Manga Review: Rin-ne

Manga Review: Rin-ne by Rumiko Takahashi

Sakura Mamiya is not quite your normal high school girl.  Due to a near-death experience as a child, Sakura can see spirits.  One day, she meets the new boy in her class, Rinne Rokudo.  She mistakes him for a spirit at first, but the truth is a bit more complicated.

Rin-ne #13

Rinne is a ”shinigami” (death spirit), a not so grim reaper whose job it is to move ghosts on to the afterlife.  However, his ancestry is partially mortal human, which means that he is much weaker than normal shinigami and must use artificial means (often expensive ones) to duplicate their natural powers.  Between that, bad luck, and having his name fraudulently placed as a co-signer on his father’s extensive debts, Rinne is grindingly poor.

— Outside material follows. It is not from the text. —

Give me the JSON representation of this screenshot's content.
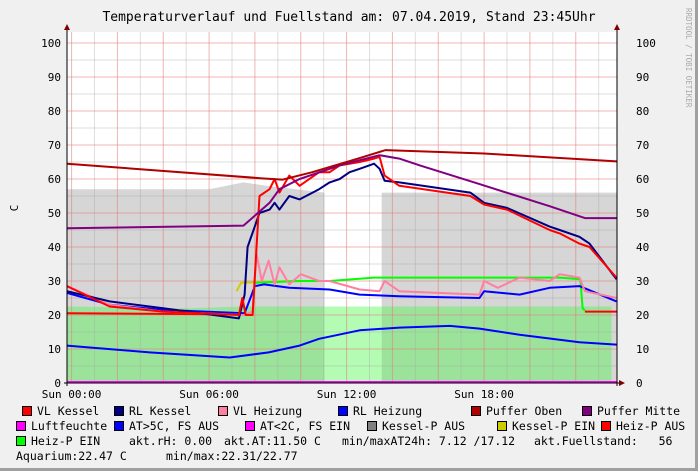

Sakura befriends Rinne, and often helps him with his cases.  While she doesn’t have any special abilities beyond spirit sensing, Sakura’s cool head and common sense often come in handy dealing with wacky spirit hijinks.  In the standard Takahashi fashion, more and more quirky characters pop up and refuse to go away for long.

This series uses some of the same supernatural folklore as Takahashi’s last work, Inuyasha, but does not have an over-arcing plot as such, featuring individual stories and short arcs instead.  Rinne is considerably less of a jerk than most of Takahashi’s previous shounen protagonists, and Sakura is much less ill-tempered than many of their female leads.  The obstacles to their budding love are more circumstantial.

Rin-ne is a lighthearted series, despite the constant presence of death.  Many of the situations are silly, even if everyone in the story takes them seriously.

In the volume I have to hand, #13,  Rinne’s deadbeat dad needs to borrow money to pay for something, which leads to the question of what he values so much that he’d be willing to actually shell out payment.  Rinne has several encounters with Right and Left, moon rabbit people who run a scythe repair shop…badly.  Then Rinne is framed for robbery.

In addition, there’s a story set in a dessert buffet, and seasonal tales for Christmas and New Year’s Day.

There’s considerably less gratuitous fanservice than Takahashi’s earlier works, and despite the scythes and ghosts, most of the violence is slapstick.  The primary intended audience is middle-school and up boys, but girls should find it enjoyable too.

6 comments

    1. If nothing else, I hope to make the readers of this blog sufficiently informed that if something like this comes up in conversation, you will be able to talk on the subject with confidence.

    1. It’s very episodic, so Rin-ne isn’t a huge commitment like some other manga series.

  1. Loved this – I lived in Japan for several years and really enjoyed manga! I also like the Japanese story lines!